Michelle (Mary Elizabeth Winstead) has decided to leave her fiancé, the relationship has broken down for whatever reason and she is not about to go back now, so gathers her belongings from their apartment and starts to drive out of the city and into the countryside. However, she is not going to reach her destination for when night falls and she is filling up her car's fuel tank, she thinks she is being watched by a creepy driver. Nothing comes of her fears but when she is out on the road, trying to ignore the calls on her phone from her boyfriend, suddenly her vehicle is in a collision. She has no real idea how it happened, but when she wakes up from unconsciousness she grows aware of unfamiliar surroundings...

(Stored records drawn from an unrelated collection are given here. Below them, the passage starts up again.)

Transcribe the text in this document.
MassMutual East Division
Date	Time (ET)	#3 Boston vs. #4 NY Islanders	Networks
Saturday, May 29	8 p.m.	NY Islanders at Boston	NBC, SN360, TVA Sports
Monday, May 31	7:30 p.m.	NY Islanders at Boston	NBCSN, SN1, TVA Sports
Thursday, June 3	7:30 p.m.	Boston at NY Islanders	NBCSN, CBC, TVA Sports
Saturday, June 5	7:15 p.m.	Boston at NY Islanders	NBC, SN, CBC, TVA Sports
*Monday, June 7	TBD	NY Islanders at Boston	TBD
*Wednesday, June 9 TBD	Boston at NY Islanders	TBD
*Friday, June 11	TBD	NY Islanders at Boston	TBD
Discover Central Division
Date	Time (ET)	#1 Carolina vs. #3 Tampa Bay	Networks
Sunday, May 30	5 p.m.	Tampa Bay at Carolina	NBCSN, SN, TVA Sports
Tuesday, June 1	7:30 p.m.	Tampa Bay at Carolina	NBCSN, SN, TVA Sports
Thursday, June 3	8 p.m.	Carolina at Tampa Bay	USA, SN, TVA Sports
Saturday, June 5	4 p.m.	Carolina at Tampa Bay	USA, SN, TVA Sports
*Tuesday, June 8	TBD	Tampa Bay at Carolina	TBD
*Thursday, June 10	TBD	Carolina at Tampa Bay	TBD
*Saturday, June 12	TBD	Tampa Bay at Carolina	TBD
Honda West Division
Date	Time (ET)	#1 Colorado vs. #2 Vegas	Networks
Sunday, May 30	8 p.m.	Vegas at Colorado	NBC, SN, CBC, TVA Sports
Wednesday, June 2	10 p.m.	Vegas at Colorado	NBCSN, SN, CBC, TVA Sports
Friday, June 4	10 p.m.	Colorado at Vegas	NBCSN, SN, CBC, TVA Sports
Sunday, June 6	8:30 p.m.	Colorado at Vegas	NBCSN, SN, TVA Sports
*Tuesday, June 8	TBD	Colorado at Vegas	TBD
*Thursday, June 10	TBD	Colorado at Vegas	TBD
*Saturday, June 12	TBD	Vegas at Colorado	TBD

Merely looking at any descriptions of this film's genre would constitute a spoiler of sorts, but 10 Cloverfield Lane was one of those top secret projects from the J.J. Abrams stable where keeping the precise details from the public about what was really going on it their plots appeared to be a military operation in itself. Nowhere near as big a deal as the Star Wars sequel he helmed, but perhaps putting the reference to one of his previous hits right there in the title was a pretty big giveaway as to the plot's final twist, and led to some strange instances of audiences being confused by what they had seen, thus perhaps harming the production's overall reception. It was no major reveal to say Abrams had purchased an existing script and had it retooled.
That's probably why the first hour and a quarter did not quite marry up with the last act, though that finale was planned in the early stages so should by all rights have felt more organic than it actually turned out. But that's not to say this was a dead loss because the ending ruined it when in fact it was an admirable attempt to follow up a hit with something not necessarily expected; a Cloverfield sequel seemed like an inevitability, but what was this that bore the name yet came across as a world away from the found footage science fiction horror that had made such an impact eight years before? It didn't share any of the same characters, nor locations, and the title made it appear as an afterthought rather than a proper carrying of the plot over to a new movie.

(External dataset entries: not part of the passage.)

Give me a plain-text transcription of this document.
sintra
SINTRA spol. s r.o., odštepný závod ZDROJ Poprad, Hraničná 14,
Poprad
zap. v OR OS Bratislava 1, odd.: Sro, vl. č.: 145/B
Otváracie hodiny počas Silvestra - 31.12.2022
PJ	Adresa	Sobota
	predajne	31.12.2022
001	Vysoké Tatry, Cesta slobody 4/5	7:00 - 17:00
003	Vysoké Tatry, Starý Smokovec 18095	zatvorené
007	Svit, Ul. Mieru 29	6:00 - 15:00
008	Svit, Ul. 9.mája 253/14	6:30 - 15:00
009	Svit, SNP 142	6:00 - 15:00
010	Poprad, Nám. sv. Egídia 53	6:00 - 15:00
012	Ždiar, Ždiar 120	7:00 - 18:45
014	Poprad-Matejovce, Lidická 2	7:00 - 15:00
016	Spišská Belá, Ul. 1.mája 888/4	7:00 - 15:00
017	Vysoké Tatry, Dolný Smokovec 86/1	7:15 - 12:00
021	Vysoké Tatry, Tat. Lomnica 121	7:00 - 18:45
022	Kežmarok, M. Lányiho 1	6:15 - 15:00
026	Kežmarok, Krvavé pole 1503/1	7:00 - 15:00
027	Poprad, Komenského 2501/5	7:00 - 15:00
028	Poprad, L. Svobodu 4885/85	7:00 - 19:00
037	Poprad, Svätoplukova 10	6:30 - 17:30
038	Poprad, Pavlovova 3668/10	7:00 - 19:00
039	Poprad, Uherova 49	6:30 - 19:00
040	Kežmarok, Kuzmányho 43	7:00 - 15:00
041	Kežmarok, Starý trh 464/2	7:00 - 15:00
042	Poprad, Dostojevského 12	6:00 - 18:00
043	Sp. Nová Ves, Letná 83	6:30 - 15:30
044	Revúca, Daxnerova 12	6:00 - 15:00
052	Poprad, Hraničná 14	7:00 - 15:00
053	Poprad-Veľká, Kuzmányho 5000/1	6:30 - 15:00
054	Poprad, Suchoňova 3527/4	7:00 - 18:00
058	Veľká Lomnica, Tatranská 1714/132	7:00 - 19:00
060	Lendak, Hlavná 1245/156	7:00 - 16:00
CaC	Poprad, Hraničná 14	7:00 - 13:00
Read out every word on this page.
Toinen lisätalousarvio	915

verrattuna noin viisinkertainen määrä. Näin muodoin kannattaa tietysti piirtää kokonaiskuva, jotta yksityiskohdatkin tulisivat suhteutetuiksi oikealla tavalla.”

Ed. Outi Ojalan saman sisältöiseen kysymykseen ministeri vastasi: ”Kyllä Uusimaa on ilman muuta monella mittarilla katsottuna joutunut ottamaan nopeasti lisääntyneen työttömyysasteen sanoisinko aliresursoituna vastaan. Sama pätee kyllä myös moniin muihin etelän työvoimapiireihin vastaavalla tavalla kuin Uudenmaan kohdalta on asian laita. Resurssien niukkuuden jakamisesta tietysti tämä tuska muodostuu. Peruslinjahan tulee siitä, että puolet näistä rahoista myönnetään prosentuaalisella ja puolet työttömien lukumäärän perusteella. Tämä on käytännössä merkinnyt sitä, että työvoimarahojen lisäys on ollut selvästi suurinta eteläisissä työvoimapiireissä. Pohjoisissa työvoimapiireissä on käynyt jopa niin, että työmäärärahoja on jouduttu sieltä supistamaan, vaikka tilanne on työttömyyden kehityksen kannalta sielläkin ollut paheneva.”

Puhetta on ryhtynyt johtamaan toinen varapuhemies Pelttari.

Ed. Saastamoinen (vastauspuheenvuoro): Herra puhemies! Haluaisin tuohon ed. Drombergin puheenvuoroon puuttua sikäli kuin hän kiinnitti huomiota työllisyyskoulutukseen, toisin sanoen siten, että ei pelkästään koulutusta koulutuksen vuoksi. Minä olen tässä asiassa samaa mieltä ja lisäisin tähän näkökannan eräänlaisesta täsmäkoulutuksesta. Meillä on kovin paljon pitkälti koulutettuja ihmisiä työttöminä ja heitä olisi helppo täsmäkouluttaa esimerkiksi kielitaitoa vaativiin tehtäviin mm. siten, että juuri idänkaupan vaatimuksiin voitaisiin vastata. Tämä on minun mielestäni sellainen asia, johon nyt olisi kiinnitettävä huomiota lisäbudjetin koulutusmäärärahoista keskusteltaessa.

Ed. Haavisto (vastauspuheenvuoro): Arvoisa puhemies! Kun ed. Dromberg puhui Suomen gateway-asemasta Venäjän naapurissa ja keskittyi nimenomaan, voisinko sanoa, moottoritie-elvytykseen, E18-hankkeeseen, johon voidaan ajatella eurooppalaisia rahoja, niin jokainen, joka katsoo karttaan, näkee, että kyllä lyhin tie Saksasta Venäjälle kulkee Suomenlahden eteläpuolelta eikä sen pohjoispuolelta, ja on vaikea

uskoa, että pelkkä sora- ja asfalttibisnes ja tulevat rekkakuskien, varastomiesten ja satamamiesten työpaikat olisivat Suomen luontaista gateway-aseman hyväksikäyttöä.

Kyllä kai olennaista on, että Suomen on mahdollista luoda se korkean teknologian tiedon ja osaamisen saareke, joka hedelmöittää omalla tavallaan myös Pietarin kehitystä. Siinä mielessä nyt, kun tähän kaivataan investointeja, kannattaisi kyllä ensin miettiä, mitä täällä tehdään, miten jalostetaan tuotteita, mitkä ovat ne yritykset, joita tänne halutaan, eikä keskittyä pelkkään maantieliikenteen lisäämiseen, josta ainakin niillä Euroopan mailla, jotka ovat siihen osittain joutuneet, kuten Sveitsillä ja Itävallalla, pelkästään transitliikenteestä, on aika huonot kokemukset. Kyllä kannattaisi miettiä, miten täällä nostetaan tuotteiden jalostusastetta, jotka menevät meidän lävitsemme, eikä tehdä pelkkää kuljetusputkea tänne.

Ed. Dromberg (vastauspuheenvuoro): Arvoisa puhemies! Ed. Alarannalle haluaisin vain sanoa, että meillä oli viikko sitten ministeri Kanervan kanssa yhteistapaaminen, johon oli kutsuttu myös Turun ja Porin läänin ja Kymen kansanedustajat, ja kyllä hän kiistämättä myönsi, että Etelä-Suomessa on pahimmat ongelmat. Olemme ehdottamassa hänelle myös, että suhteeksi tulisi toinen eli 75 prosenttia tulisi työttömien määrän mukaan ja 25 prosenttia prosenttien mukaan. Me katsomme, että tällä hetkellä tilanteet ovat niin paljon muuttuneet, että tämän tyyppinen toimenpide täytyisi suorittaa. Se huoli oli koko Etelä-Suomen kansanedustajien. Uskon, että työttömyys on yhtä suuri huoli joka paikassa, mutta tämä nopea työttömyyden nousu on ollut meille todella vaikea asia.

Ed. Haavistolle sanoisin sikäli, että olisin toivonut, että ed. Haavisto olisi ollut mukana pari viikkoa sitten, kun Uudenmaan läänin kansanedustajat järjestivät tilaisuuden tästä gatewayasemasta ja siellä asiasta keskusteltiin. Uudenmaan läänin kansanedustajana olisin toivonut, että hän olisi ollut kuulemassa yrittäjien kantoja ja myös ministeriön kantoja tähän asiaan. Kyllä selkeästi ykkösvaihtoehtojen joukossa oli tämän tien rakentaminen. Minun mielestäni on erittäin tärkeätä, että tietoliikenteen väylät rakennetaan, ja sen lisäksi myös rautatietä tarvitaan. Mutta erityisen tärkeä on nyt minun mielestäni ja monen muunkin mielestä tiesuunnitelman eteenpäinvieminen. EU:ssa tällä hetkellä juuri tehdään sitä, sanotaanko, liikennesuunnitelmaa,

What you got was a sharply performed three-hander of a suspense piece where Michelle discovers she is chained to a wall in a cell in an underground bunker. In the first of many examples of the film messing with expectations (not counting its name popping up briefly at the beginning), we cannot work out if she is there for her own good or whether she is being exploited or even kidnapped. Her captor? Or saviour? Enter Howard (John Goodman, keeping an admirable poker face), who tells her he saved her not only from her car wreck but also a massive environmental disaster that has settled over the land outside, poisoning the air and leaving the bunker as the safest environment. Michelle does get a look outside and glimpses rotting farm animals, so is Howard on the level? She wonders because he has a strange way of going about saving her.

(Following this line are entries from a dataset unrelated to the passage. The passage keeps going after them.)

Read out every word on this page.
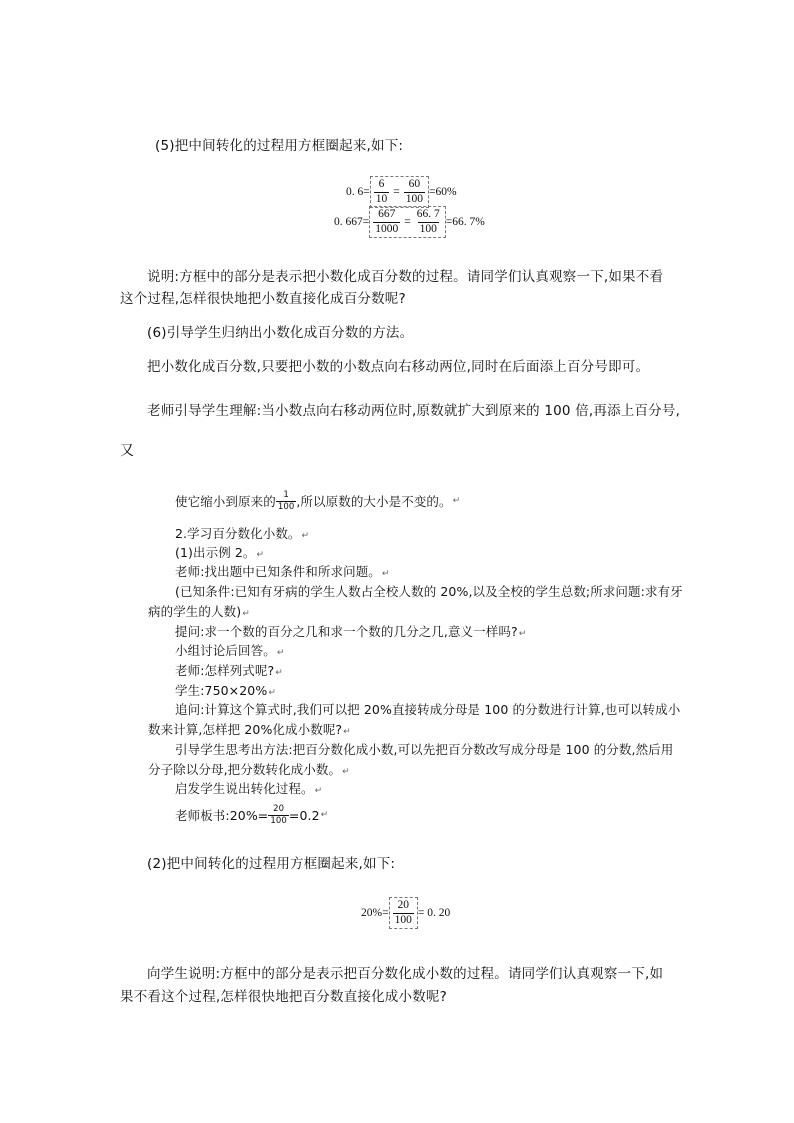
(5)把中间转化的过程用方框圈起来,如下:
0. $6= \frac{6}{10} = \frac{60}{100} =60\%$
0. $667= \frac{667}{1000} = \frac{66. 7}{100} =66$. 7%
说明:方框中的部分是表示把小数化成百分数的过程。请同学们认真观察一下,如果不看
这个过程,怎样很快地把小数直接化成百分数呢?
(6)引导学生归纳出小数化成百分数的方法。
把小数化成百分数,只要把小数的小数点向右移动两位,同时在后面添上百分号即可。
老师引导学生理解:当小数点向右移动两位时,原数就扩大到原来的 100 倍,再添上百分号,
又
使它缩小到原来的 $\frac{1}{100}$ ,所以原数的大小是不变的。 ↵
2.学习百分数化小数。↵
(1)出示例 2。↵
老师:找出题中已知条件和所求问题。↵
(已知条件:已知有牙病的学生人数占全校人数的 20%,以及全校的学生总数;所求问题:求有牙
病的学生的人数)↵
提问:求一个数的百分之几和求一个数的几分之几,意义一样吗?↵
小组讨论后回答。↵
老师:怎样列式呢?↵
学生:750×20%↵
追问:计算这个算式时,我们可以把 20%直接转成分母是 100 的分数进行计算,也可以转成小
数来计算,怎样把 20%化成小数呢?↵
引导学生思考出方法:把百分数化成小数,可以先把百分数改写成分母是 100 的分数,然后用
分子除以分母,把分数转化成小数。↵
启发学生说出转化过程。↵
老师板书:20%= $\frac{20}{100} =0.2$ ↵
(2)把中间转化的过程用方框圈起来,如下:
$20\%= \frac{20}{100} = 0$. 20
向学生说明:方框中的部分是表示把百分数化成小数的过程。请同学们认真观察一下,如
果不看这个过程,怎样很快地把百分数直接化成小数呢?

Director Dan Trachtenberg, podcaster turned commercials maker turned, with this, blockbuster creator was not really demanded to fashion an effects and stunts filled extravaganza, leaving him to work on his strengths of building the characters' interactions which formed the core of the drama. It’s a cliché to say that blockbusters neglect the personality of their main players, but here was one which concentrated that almost to the exclusion of everything else, at least until the resolution, and it was very impressive as far as that went, with the addition of the injured Emmett (John Gallagher Jr) to throw the wariness between Michelle (who is our guide) and Howard into sharper relief. But at its heart was this question: when things start getting worse, a lot worse, do you roll over and accept them as a solitary soul cannot do anything to stem that flow, or do you say no, I’m not having this, I'm going to contribute to making the world better? If the latter option appealed, then you had to consider that the former was the prevalent attitude. This was a story about hope, and how difficult it is to hang on to. Music by Bear McCreary.